As far as written records report, “prehistory” dates back between 35,000 BCE and 3000 BCE in the Middle East (2000 BCE in Western Europe). Ancient builders had a profound understanding of human responses to environmental conditions and physical needs. Initially, families and tribes lived together in skin-covered huts and bone structures. Thousands of years later, human settlements evolved into fortified mud-brick walls surrounding rectangular volumes with pierced openings for ventilation and sunlight.
During the upcoming months, we will be publishing short articles on the history of architecture and how it evolved to set the fundamentals of architecture we know today. This week, we are going back to some of the earliest civilizations known to mankind: Megaliths, Mesopotamia, and Ancient Egypt.

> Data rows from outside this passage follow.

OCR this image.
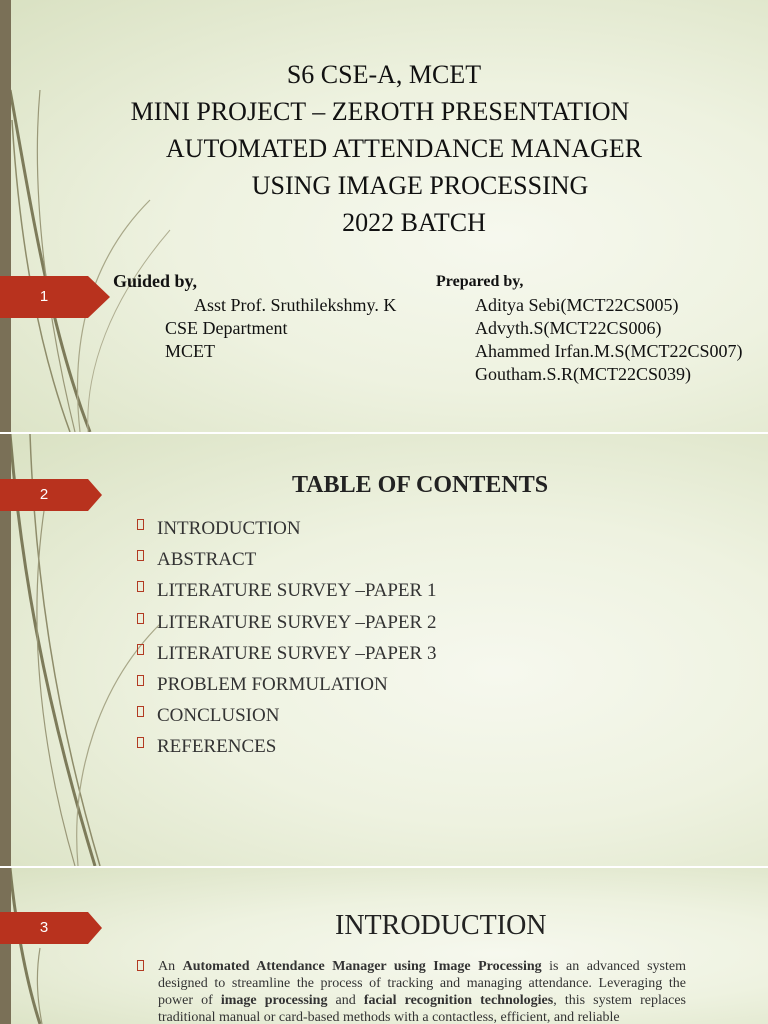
1
S6 CSE-A, MCET
MINI PROJECT – ZEROTH PRESENTATION
AUTOMATED ATTENDANCE MANAGER
USING IMAGE PROCESSING
2022 BATCH
Guided by,
Asst Prof. Sruthilekshmy. K
CSE Department
MCET
Prepared by,
Aditya Sebi(MCT22CS005)
Advyth.S(MCT22CS006)
Ahammed Irfan.M.S(MCT22CS007)
Goutham.S.R(MCT22CS039)
2	TABLE OF CONTENTS
INTRODUCTION
ABSTRACT
LITERATURE SURVEY –PAPER 1
LITERATURE SURVEY –PAPER 2
LITERATURE SURVEY –PAPER 3
PROBLEM FORMULATION
CONCLUSION
REFERENCES
3	INTRODUCTION
An Automated Attendance Manager using Image Processing is an advanced system designed to streamline the process of tracking and managing attendance. Leveraging the power of image processing and facial recognition technologies, this system replaces traditional manual or card-based methods with a contactless, efficient, and reliable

In ancient Western European civilizations (around 4200 BCE), megaliths were considered significant architectural, astronomical, and communal innovations. Megaliths, whose name translates to “great stone”, were used as tombs, celestial observatories, shelter, and territorial landmarks. Many megalithic remains can still be found across Ireland, Scotland, and England, but perhaps the most distinguished structure is Salisbury’s Stonehenge.
Between the Tigris and Euphrates rivers (found in modern-day Iraq and Iran) sits a fertile land called Mesopotamia. Sumerians, said to have been the first recorded civilization on Earth (around 4000 BCE), lived on this land and exploited its rivers. In the heart of their “cities”, Sumerians built grand temples of sun-baked brick, such as Uruk’s White Temple. During the Neo-Sumerian period (around 2150-2000 BCE), temple forms were further developed and elevated on a tiered hill, known as the Ziggurat, in the aim of being “closer to God”. As for the ordinary population, they lived in small houses surrounding courtyards in densely-packed neighborhoods. A couple of decades later (around 1800 BCE), Babylonians took over Mesopotamia and introduced orthogonal geometric plans and courtyards. In 539 BCE, the Persian empire took over and combined the architectural and decorative elements of all nations they have conquered into one architecture style, later known as Persian architecture.
Ancient Egyptians used pyramids as a symbol of connection and proximity between the sun god and ruler, and since these rulers were of great significance, it was crucial to preserve their dead bodies and spirits in enduring tombs. The Mastaba was the earliest form of tombs built by ancient Egyptians. The flat-roofed block-like structure sits above the ground with a shaft that connects to a burial chamber beneath it. It was then enlarged and developed to give more importance to the pharaoh being buried inside it, producing the pyramid we know today. Egypt’s first monumental stone structure was the Saqqara funerary complex, just outside Memphis, whose pyramid had reference to the stepped-form of Ziggurat structures. The most known burial temple is the one found in Giza, which holds the three pyramids or Khufu, Khafre, and Menkaure, and the Sphinx.
The middle kingdom (around 2040-1640 BCE) produced a combined axial temples and tomb chambers with hypostyle halls. As for the New Kingdom, hierarchy was still very much prominent through elevated staircases, elaborate terraces, and colonnades, as seen in the Mortuary Temple of Queen Hatshepsut in Deir-el-Bahari, Egypt.
— A World History of Architecture (2nd Ed.) by Michael Fazio, Marian Moffett, and Lawrence Wodehouse.